# Tips for hitting jumps



## Music Moves (Jan 23, 2009)

What I'm gathering is this jump has a bit more transition (curved area) and probably a bit more of a lip. 

Lower your speed. Do this as much as necessary to make yourself comfortable with the jump.

There is a movement called compression that involves bending your knees just before the jump and as you are making your way through the transition, gradually rising and straightening out. As you do this, you will want to lean forward a bit to deter the board from slipping from underneath you. 

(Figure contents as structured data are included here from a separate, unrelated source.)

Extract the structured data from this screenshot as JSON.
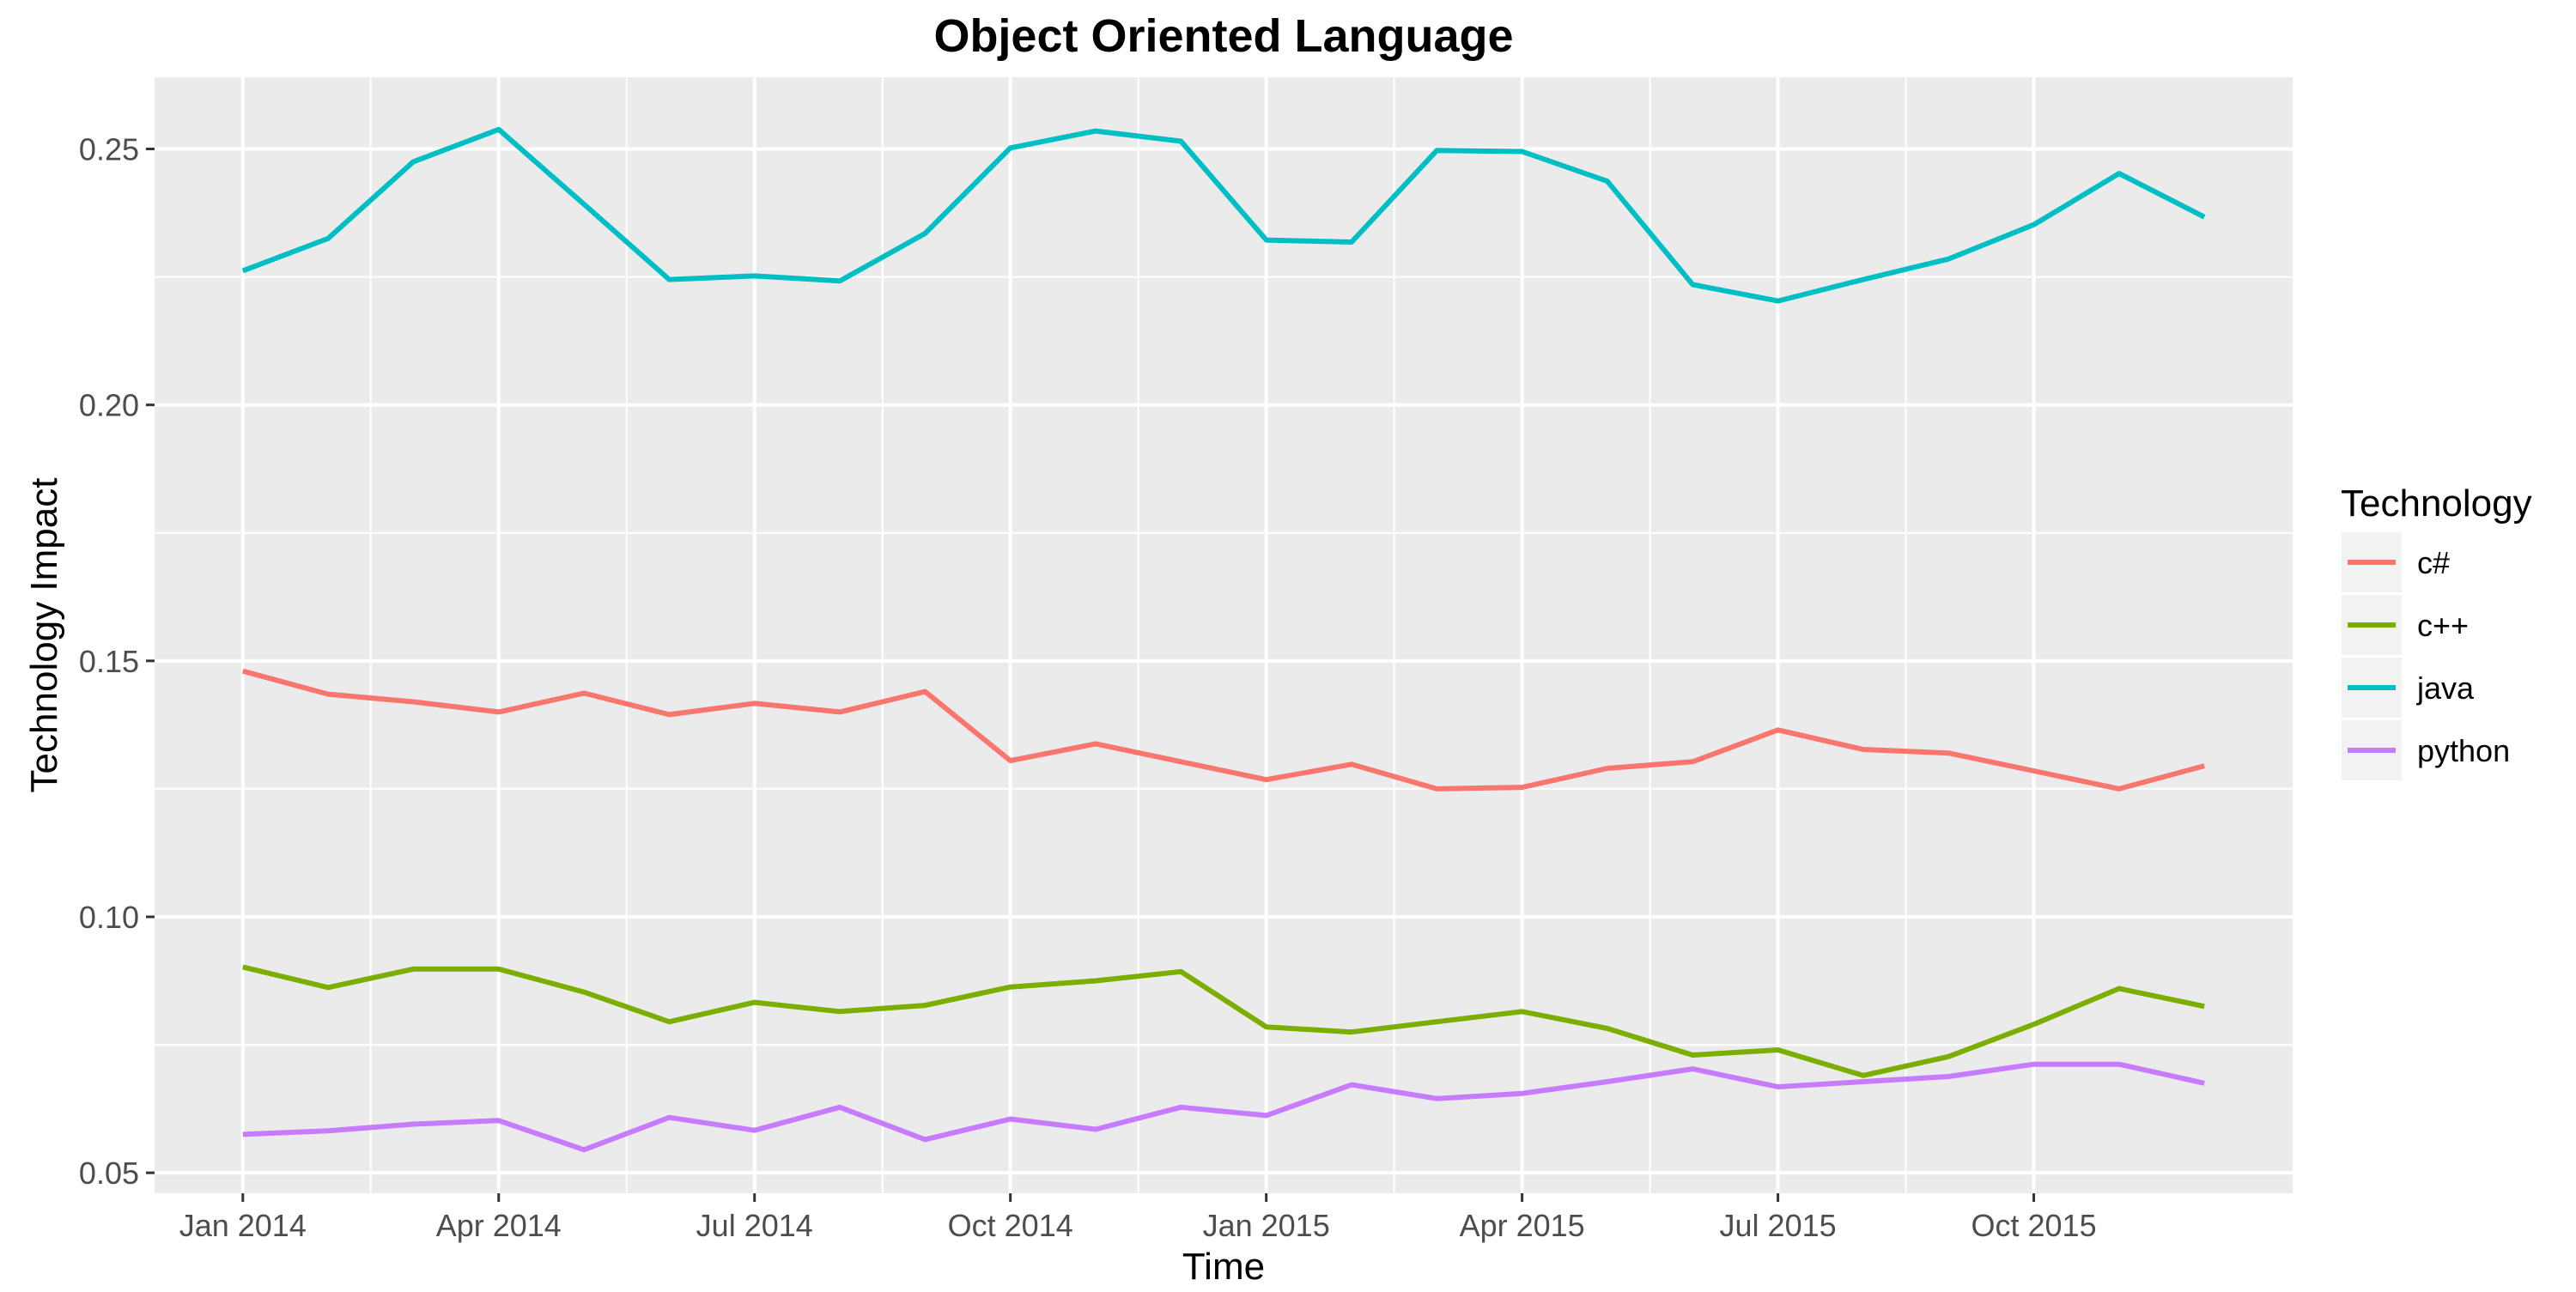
{
  "chart_data": {
    "type": "line",
    "title": "Object Oriented Language",
    "xlabel": "Time",
    "ylabel": "Technology Impact",
    "legend_title": "Technology",
    "legend_position": "right",
    "grid": true,
    "background": "#EBEBEB",
    "x": [
      "2014-01",
      "2014-02",
      "2014-03",
      "2014-04",
      "2014-05",
      "2014-06",
      "2014-07",
      "2014-08",
      "2014-09",
      "2014-10",
      "2014-11",
      "2014-12",
      "2015-01",
      "2015-02",
      "2015-03",
      "2015-04",
      "2015-05",
      "2015-06",
      "2015-07",
      "2015-08",
      "2015-09",
      "2015-10",
      "2015-11",
      "2015-12"
    ],
    "x_ticks": [
      {
        "x": "2014-01",
        "label": "Jan 2014"
      },
      {
        "x": "2014-04",
        "label": "Apr 2014"
      },
      {
        "x": "2014-07",
        "label": "Jul 2014"
      },
      {
        "x": "2014-10",
        "label": "Oct 2014"
      },
      {
        "x": "2015-01",
        "label": "Jan 2015"
      },
      {
        "x": "2015-04",
        "label": "Apr 2015"
      },
      {
        "x": "2015-07",
        "label": "Jul 2015"
      },
      {
        "x": "2015-10",
        "label": "Oct 2015"
      }
    ],
    "ylim": [
      0.046,
      0.264
    ],
    "y_ticks": [
      {
        "value": 0.05,
        "label": "0.05"
      },
      {
        "value": 0.1,
        "label": "0.10"
      },
      {
        "value": 0.15,
        "label": "0.15"
      },
      {
        "value": 0.2,
        "label": "0.20"
      },
      {
        "value": 0.25,
        "label": "0.25"
      }
    ],
    "series": [
      {
        "name": "c#",
        "color": "#F8766D",
        "values": [
          0.148,
          0.1435,
          0.142,
          0.14,
          0.1437,
          0.1395,
          0.1417,
          0.14,
          0.144,
          0.1305,
          0.1338,
          0.1303,
          0.1268,
          0.1298,
          0.125,
          0.1253,
          0.129,
          0.1303,
          0.1365,
          0.1327,
          0.132,
          0.1285,
          0.125,
          0.1295
        ]
      },
      {
        "name": "c++",
        "color": "#7CAE00",
        "values": [
          0.0902,
          0.0862,
          0.0898,
          0.0898,
          0.0853,
          0.0795,
          0.0833,
          0.0815,
          0.0827,
          0.0863,
          0.0875,
          0.0893,
          0.0785,
          0.0775,
          0.0795,
          0.0815,
          0.0782,
          0.073,
          0.074,
          0.069,
          0.0727,
          0.079,
          0.086,
          0.0825
        ]
      },
      {
        "name": "java",
        "color": "#00BFC4",
        "values": [
          0.2262,
          0.2325,
          0.2475,
          0.2538,
          0.2392,
          0.2245,
          0.2252,
          0.2242,
          0.2335,
          0.2502,
          0.2535,
          0.2515,
          0.2322,
          0.2318,
          0.2497,
          0.2495,
          0.2437,
          0.2235,
          0.2203,
          0.2245,
          0.2285,
          0.2352,
          0.2452,
          0.2367
        ]
      },
      {
        "name": "python",
        "color": "#C77CFF",
        "values": [
          0.0575,
          0.0582,
          0.0595,
          0.0602,
          0.0545,
          0.0608,
          0.0583,
          0.0628,
          0.0565,
          0.0605,
          0.0585,
          0.0628,
          0.0612,
          0.0672,
          0.0645,
          0.0655,
          0.0678,
          0.0703,
          0.0668,
          0.0678,
          0.0688,
          0.0712,
          0.0712,
          0.0675
        ]
      }
    ]
  }
}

This is more of an approach to a jump with more transition. Your straighter jumps sometimes only require riding off at a faster rate without much compression at all.


----------



## bamfb2 (Mar 16, 2011)

Music Moves said:


> .


This is a great tip. I've never really thought of it like this. I still try to pop hard on the almost vertical transitions and struggle with pitching backwards a bit.

Thanks.


----------



## Jed (May 11, 2011)

Remember the same technique as any other jump, where you bend your knees as you approach the jump and slowly extend your legs, pushing against the jump as you go up the takeoff ramp.

You're getting kicked by the jump because you're not fighting the compression enough. If a jump is more kicky, you need to push harder against it as you go up the curve of the jump, otherwise you'll end up getting thrown off balance and compressed by the curve.

Also, if you aren't already doing it, make sure you pop with both feet as you leave the jump.


----------